Does Google feel lucky?
By Clare Matheson
BBC News Online business reporter
When the world's favourite search engine announced it was to float on the stock market it said: "Google is not a conventional company".
Well, it's stuck to its guns and declared it won't be heading to market in the traditional manner.
Usually when a privately owned company offers stock for the first time to fund either early development or expansion - is made through brokers, with institutional investors - such as mutual funds and insurance companies - getting most of them.
But not Google.
Instead the group has said it will take the alternative route of making its initial public offering (IPO) online.
Google hopes to raise up to $2.7bn (£1.62bn) by auctioning its shares - a move that could see the group valued at more than $20bn.
Unconventional
That way, it explained, the general public will have a greater chance of grabbing a share in the company.
And in a further flourish, the company remained close to its geeky roots - apparently the share offering is something of a mathematical joke.
The exact offering, $2,718,281,828, is the product of "e" and $1bn, where "e" is the base of the natural logarithm -a logarithm that is particularly useful in calculus -and equals 2.718281828.
To be exact "e's" decimal point stands for a billion dollars - so "e" is 2.718281828. And if you're not rolling round in the aisles after that one, well it is a mathematical gag after all.
Google has been very tight-lipped about its plans and finances in the past.
Strangely, it was a 70-year-old law that prompted triggered the public sale of the six-year-old firm's shares.
Under US rules, once a firm has $10m in assets and 500 shareholders it must release detailed financial information - much the same as a public company has to.
Google is thought to have breached the set threshold last year when it issued shares to staff.
Ahead of filing its accounts, speculation was rife that it would see the event as a timely opportunity to announce an initial public offering (IPO) of its shares.
And those rumours proved to be true. Why would Google go to the time and expense of revealing its details to the public - and its rivals - with no benefits at the end of it.
Joining the big boys
Now founders Sergey Brin and Lawrence, or Larry, Page - who are known for their quirky ways of running their company - have joined the world of big business.
Good news from a Google float could renew interest in the technology sector which is in the tentative stages of a recovery from the dotcom crash of 2000.
A Google IPO would "display confidence" in the tech sector and the economy, said Joel M Bernstein, partner in LA-based law firm McDermott, Will & Emery.
It may even push more firms to go public, with Ernst & Young predicting that a successful flotation would "help pull the sector forward".

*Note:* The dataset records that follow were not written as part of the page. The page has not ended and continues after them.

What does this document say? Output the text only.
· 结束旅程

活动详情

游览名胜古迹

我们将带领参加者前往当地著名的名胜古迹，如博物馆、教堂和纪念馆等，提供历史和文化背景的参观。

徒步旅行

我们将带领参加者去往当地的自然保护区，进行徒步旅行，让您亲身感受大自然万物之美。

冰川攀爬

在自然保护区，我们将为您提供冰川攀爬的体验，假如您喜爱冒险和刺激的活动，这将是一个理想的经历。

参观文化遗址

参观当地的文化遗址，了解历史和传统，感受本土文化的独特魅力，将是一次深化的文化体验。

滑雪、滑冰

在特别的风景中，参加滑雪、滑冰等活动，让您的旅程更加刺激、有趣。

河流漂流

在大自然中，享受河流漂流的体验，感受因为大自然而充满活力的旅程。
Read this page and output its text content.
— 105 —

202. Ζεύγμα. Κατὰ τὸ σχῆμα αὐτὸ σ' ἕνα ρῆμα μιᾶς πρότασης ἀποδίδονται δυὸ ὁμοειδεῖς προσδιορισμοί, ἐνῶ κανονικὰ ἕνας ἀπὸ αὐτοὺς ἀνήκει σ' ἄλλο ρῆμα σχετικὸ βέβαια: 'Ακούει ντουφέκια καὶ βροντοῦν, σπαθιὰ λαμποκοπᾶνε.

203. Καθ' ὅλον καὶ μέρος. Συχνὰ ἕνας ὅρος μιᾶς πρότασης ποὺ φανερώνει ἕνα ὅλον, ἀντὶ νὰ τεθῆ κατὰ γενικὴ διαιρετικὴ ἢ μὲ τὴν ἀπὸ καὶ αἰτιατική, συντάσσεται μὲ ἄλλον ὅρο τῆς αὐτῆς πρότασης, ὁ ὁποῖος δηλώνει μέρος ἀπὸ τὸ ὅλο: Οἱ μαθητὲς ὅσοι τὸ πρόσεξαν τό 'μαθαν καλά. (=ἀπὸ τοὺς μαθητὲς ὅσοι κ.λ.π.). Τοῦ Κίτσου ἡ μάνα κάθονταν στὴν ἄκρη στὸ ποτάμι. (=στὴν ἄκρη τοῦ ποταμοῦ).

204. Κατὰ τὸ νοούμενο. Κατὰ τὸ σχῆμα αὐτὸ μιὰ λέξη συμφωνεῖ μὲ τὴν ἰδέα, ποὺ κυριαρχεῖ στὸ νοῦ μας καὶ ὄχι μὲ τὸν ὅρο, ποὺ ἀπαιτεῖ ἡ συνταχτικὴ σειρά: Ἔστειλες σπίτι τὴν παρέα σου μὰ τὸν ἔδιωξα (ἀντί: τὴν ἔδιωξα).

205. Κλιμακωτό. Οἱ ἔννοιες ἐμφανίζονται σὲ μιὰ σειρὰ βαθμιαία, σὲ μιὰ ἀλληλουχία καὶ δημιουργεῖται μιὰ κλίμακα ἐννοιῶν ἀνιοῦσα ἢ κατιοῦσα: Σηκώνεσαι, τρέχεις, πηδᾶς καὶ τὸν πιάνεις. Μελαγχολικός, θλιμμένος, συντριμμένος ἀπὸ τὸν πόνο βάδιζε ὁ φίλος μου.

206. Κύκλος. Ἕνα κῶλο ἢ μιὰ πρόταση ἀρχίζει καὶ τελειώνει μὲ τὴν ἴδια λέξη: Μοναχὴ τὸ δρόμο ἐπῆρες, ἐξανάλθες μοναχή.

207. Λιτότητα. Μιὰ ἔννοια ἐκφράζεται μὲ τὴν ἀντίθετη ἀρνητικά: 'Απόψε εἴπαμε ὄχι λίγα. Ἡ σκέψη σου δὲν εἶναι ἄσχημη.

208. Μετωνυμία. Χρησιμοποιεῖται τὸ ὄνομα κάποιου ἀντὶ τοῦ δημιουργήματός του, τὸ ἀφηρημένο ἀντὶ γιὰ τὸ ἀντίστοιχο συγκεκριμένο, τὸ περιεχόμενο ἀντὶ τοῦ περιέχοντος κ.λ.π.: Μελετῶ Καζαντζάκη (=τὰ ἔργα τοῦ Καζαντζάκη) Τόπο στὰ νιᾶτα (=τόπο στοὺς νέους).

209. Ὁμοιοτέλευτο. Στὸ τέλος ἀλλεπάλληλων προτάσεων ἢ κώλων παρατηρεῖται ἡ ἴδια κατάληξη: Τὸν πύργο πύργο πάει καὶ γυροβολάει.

There's so much value in Google, it's hard to think they're not going to want to unlock some of that
Steve Berkowitz, Ask Jeeves
According to IPO Monitor, just 16 companies have taken the plunge and gone public this year.
None of them were anywhere nearly as big a name as Google, a company that came to the fore just as the dotcom bubble was heading for a crash.
High returns
Employees and venture capitalists who helped build Google - such as Sun Microsystems co-founder Andy Bechtolstein and former Amazon business development vice president Ram Shriram - stand to make a killing from a public offering of their shares.
Ironically, the list of beneficiaries would include rival Yahoo, which invested $10m in the firm back in 2000 in exchange for a stake that could now be worth hundreds of millions of dollars.
The same goes for Silicon Valley venture capital firms Sequoia Capital and Kleiner Perkins Caufield & Byers.
They invested a total of $25m and could see billion dollar returns for their efforts.
Then there are the celebrities: Tiger woods, Henry A. Kissinger and Arnold Schwarzenegger are also in on the act, albeit with small stakes, according to New York Times.
Stanford University, where the two men met, could also see a substantial windfall.
The university still owns the search technology for Google which it leases back to the firm under a deal that saw it take some stock and an annual royalty payment.
And of course the founders - thought to own between a third and half of the company - will not just be taking home pocket money.
Bill Gates made his multi-billion dollar fortune when Microsoft's shares were sold to investors.
Straightening up
But what would a stock float mean for the group.
On the plus side, it would raise even more money to put into research and development, or even expansion.
In recent months, Google has launched G-Mail and Froogle - the online equivalent of shoppers haggling for the best price in the marketplace.
"These are guys who have one of the best brands ever created in such a short time," said Ask Jeeves chief executive Steve Berkowitz.
"There's so much value in Google, it's hard to think they're not going to want to unlock some of that."
On the downside, the group might have to sit up straight and ditch its laid back Californian attitude.
A hit?
Wall Street would want to know what is happening on the money and the business side.
And there would be more regulatory hoops to jump through.
Investors would also want updates on the latest innovations the Google team is working on - something that could jar with their usual "test behind the scenes until we're happy with it" ethic.
Peter Thiel, who took his internet scheme Pay-Pal public in 2002 before selling it to eBay, said a flotation would change "the emphasis from building a great business to trying to meet the quarterly (earnings) figures".